Oil and gas companies worldwide have seen profits fall due to lower commodity prices, the result of too much oil and gas with not enough places to go. To make financial ends meet companies have been cutting costs by delaying or scrapping projects, selling noncore assets, reducing staff and other measures.
But higher prices are still needed.
At $80/bbl oil, for example, “we might be able to develop a shale field in less than three years to free cash flow. At $50-$55, it’s going to take us five, six [or] seven years, if we stay within cash flow with our capital expenditures,” Walker said.
Among the other caveats: cost efficiencies gained since the downturn’s onset must be maintained.
Despite becoming more efficient, $50-$55 oil does not enable companies generate cash fast enough to quickly reinvest in fields. That means the ramp up to growth mode will be slower, he said.
“It’ll take $60 or more at around the service costs that we have today for cash cycling to start making sense for growth.”
When it comes to natural gas, Walker said the U.S. is in “good shape to have a better floor not a better ceiling,” given the potential for up to 8 Bcf/d in LNG exports and possibly about 4 Bcf/d or more in natural gas exports to Mexico.
LNG Growth Potential
The prospects for natural gas are both promising and, Walker said, self-defeating for producers.
LNG exports could position the U.S. to become a net export of natural gas before 2020, according to the U.S. Energy Information Administration’s (EIA) Annual Energy Outlook 2016. Natural gas exports, including by pipeline and LNG, could grow more than five-fold.
But shale producers’ ability to outmatch demand will continue an uphill battle with prices.
“We’ve got a good demand equation going with supply,” he said. “The problem is history will repeat itself. We’ll get a better price environment and we’ll drill back down, because natural gas producers will get ahead of the expectations of the market to find more supply and will run prices down.”
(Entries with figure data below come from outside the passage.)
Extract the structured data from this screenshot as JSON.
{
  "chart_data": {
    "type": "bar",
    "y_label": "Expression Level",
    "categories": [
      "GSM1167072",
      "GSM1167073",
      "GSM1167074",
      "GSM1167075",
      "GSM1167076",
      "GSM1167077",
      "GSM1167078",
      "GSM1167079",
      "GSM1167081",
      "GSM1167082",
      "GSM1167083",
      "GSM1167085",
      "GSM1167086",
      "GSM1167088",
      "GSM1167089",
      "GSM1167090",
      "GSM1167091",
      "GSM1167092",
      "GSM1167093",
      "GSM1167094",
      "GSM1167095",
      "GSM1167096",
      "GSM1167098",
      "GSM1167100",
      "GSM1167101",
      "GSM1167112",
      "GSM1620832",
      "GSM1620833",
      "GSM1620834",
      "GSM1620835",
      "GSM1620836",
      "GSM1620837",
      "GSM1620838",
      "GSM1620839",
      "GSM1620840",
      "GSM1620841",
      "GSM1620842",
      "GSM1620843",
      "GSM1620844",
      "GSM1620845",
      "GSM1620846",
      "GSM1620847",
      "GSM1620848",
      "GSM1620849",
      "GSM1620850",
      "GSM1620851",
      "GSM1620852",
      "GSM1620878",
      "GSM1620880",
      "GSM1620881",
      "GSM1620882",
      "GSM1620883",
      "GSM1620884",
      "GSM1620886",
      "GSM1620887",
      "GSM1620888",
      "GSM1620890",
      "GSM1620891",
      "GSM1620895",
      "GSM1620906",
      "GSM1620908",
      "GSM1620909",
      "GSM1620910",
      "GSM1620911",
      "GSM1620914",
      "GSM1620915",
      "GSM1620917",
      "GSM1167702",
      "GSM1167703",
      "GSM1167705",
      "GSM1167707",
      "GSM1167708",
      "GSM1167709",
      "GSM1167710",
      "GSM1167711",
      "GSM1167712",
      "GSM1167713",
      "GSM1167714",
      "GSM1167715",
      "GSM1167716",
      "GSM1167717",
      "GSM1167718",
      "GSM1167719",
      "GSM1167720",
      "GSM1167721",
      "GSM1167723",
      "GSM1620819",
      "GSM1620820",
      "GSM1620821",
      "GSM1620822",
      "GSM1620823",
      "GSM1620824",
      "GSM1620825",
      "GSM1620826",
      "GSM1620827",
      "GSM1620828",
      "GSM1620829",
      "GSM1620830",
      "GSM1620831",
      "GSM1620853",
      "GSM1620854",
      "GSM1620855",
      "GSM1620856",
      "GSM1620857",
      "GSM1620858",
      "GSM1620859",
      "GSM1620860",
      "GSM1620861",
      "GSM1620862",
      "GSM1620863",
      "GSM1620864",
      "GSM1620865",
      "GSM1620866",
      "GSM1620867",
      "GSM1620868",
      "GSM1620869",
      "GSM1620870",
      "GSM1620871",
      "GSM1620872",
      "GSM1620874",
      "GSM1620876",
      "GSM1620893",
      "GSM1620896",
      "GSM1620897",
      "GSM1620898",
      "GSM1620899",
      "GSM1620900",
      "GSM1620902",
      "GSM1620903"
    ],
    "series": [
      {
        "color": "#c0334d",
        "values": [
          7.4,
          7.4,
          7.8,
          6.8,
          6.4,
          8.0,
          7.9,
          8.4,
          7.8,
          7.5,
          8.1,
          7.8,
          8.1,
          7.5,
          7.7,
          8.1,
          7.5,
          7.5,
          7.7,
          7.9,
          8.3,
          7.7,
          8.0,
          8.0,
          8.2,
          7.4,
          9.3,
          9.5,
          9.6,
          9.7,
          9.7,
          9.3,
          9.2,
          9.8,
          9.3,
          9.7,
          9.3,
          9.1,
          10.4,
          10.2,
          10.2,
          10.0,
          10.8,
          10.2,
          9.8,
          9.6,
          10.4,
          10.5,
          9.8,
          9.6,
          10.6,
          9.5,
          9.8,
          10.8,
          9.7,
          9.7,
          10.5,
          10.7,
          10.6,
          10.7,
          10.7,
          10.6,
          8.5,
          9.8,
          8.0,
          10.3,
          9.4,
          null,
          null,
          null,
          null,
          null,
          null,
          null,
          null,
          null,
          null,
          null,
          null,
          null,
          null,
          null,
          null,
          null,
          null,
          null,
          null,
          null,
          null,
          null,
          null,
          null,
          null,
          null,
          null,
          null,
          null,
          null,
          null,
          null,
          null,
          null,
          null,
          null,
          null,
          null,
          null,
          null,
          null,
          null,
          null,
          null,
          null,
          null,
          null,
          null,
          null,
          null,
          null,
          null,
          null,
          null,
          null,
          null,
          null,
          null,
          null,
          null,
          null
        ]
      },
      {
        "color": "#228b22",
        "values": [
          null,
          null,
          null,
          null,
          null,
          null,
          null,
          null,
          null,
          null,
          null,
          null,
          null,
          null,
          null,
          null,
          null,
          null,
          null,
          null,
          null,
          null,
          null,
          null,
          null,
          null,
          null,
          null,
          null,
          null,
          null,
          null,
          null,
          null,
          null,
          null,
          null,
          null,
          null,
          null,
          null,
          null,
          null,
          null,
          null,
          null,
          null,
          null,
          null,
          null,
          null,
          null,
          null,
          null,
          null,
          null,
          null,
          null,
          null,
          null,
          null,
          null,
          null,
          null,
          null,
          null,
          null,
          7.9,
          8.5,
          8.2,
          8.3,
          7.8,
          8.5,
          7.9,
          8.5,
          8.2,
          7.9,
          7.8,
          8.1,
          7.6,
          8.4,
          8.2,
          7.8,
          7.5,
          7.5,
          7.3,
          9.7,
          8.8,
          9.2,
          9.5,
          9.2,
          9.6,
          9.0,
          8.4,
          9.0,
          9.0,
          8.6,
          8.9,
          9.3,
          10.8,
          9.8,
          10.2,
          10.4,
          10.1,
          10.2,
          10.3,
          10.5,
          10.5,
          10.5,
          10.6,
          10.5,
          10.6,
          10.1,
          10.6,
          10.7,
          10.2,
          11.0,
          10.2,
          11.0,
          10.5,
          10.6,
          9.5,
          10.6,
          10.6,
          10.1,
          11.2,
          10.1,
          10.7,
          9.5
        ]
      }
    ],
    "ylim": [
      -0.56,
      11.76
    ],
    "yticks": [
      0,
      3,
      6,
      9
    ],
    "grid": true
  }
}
The International Energy Agency (IEA) on June 8 pointed to a shift in global gas trade over the next five years, saying as new LNG supplies are coming online demand growth in weakening—particularly in Japan and Korea—forcing suppliers to find other markets.
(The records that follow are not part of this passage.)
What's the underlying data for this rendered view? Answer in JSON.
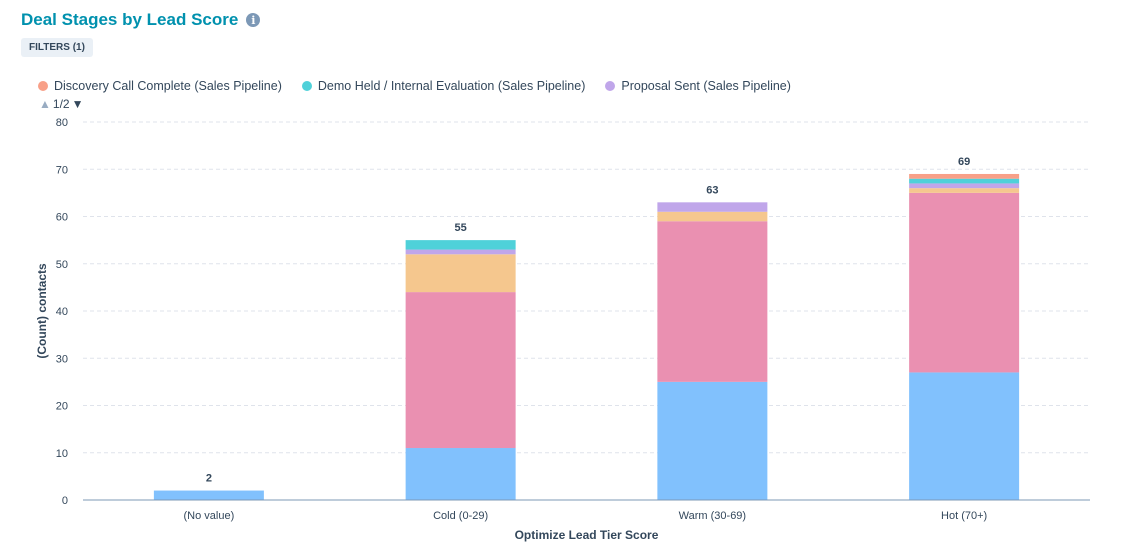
{
  "header": {
    "title": "Deal Stages by Lead Score",
    "filters_label": "FILTERS (1)"
  },
  "legend": {
    "items": [
      {
        "label": "Discovery Call Complete (Sales Pipeline)",
        "color": "#f8a088"
      },
      {
        "label": "Demo Held / Internal Evaluation (Sales Pipeline)",
        "color": "#4fd1d9"
      },
      {
        "label": "Proposal Sent (Sales Pipeline)",
        "color": "#c0a6ea"
      }
    ],
    "page": "1/2"
  },
  "chart_data": {
    "type": "bar",
    "stacked": true,
    "title": "Deal Stages by Lead Score",
    "xlabel": "Optimize Lead Tier Score",
    "ylabel": "(Count) contacts",
    "ylim": [
      0,
      80
    ],
    "yticks": [
      0,
      10,
      20,
      30,
      40,
      50,
      60,
      70,
      80
    ],
    "grid": true,
    "legend_position": "top-left",
    "categories": [
      "(No value)",
      "Cold (0-29)",
      "Warm (30-69)",
      "Hot (70+)"
    ],
    "totals": [
      2,
      55,
      63,
      69
    ],
    "series": [
      {
        "color": "#81c1fd",
        "values": [
          2,
          11,
          25,
          27
        ]
      },
      {
        "color": "#ea90b1",
        "values": [
          0,
          33,
          34,
          38
        ]
      },
      {
        "color": "#f5c78e",
        "values": [
          0,
          8,
          2,
          1
        ]
      },
      {
        "name": "Proposal Sent (Sales Pipeline)",
        "color": "#c0a6ea",
        "values": [
          0,
          1,
          2,
          1
        ]
      },
      {
        "name": "Demo Held / Internal Evaluation (Sales Pipeline)",
        "color": "#4fd1d9",
        "values": [
          0,
          2,
          0,
          1
        ]
      },
      {
        "name": "Discovery Call Complete (Sales Pipeline)",
        "color": "#f8a088",
        "values": [
          0,
          0,
          0,
          1
        ]
      }
    ]
  }
}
Emerging as key buyers, according to the IEA, will be China, India and Southeast Asian countries.
While the IEA forecasts global gas demand rising by 1.5% per year to 2021, revised down from last year’s 2%, global LNG exports are expected to grow. The U.S. and Australia are forecast to lead growth in liquefaction capacity, which could increase by 45% by 2021.
“The world is sort of in a bad spot for natural gas. Longer term, outside the U.S., natural gas has more upward potential,” Walker said, noting the price is approaching $3 in the U.S. but is already $4 in Europe and more for LNG.
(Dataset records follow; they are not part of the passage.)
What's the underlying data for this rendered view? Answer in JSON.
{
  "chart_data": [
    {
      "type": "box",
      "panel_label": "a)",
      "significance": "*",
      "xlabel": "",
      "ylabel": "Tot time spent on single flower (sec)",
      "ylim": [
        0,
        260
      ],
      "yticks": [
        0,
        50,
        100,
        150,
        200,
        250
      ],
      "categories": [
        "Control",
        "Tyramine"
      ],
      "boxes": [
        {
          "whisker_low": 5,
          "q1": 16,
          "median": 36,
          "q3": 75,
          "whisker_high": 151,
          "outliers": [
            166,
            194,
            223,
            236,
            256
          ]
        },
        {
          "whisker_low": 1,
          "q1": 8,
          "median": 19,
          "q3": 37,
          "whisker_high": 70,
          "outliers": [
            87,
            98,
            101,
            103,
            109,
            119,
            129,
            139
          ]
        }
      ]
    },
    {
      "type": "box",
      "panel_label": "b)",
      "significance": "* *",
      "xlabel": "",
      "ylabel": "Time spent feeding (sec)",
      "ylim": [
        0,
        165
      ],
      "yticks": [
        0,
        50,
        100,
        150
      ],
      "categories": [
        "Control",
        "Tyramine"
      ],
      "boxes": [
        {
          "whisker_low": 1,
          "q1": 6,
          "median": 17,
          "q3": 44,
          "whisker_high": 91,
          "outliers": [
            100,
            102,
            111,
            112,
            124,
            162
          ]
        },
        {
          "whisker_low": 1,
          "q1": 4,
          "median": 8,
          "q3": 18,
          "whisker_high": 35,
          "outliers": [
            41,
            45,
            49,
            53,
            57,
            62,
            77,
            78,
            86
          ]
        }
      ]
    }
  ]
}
That doesn’t necessarily make natural gas a better investment in terms of wellhead margins compared to oil. “You still get a little bit better margin off of the oil,” Walker said, cautioning that oil price drives service costs, which in turn, drive capex. “Those are the things we need to think about in the days ahead.”
But the oil inventory has come down recently as wildfires in Canada, outages and Nigeria and less output from Venezuela have impacted output. When the volatility eases and production comes back online, however, Walker expects the market will at some point become oversupplied again, leading to depressed prices—perhaps this quarter or the next.
Workers in Canada have been gradually returning to oil sands production sites since May.
“A recovery this time needs to be demand, not supply-related,” Walker said. In the past, OPEC had control, with leading producers taking oil off the market to push up prices at times; however, a demand-driven recovery is sustainable, he added.
He still has concerns about the Saudis, questioning whether leaders there will be politically motivated to oversupply the market when demand is rising or see an opportunity to grow market share.
On a positive note, “it doesn’t take very long to absorb the oversupply,” putting off pressure on prices.
Data from the International Energy Agency show global oil demand is forecast to grow to nearly 100 million barrels per day (MMbb/d) by 2019 from just under 95 MMbbl/d in 2015.
Regardless of what the future may bring, oil and gas companies must figure how to survive troughs to participate in the upswing, Walker he said.
As with any commodity-based business, “you can’t have too much debt and you’ve got to be a low-cost producer.”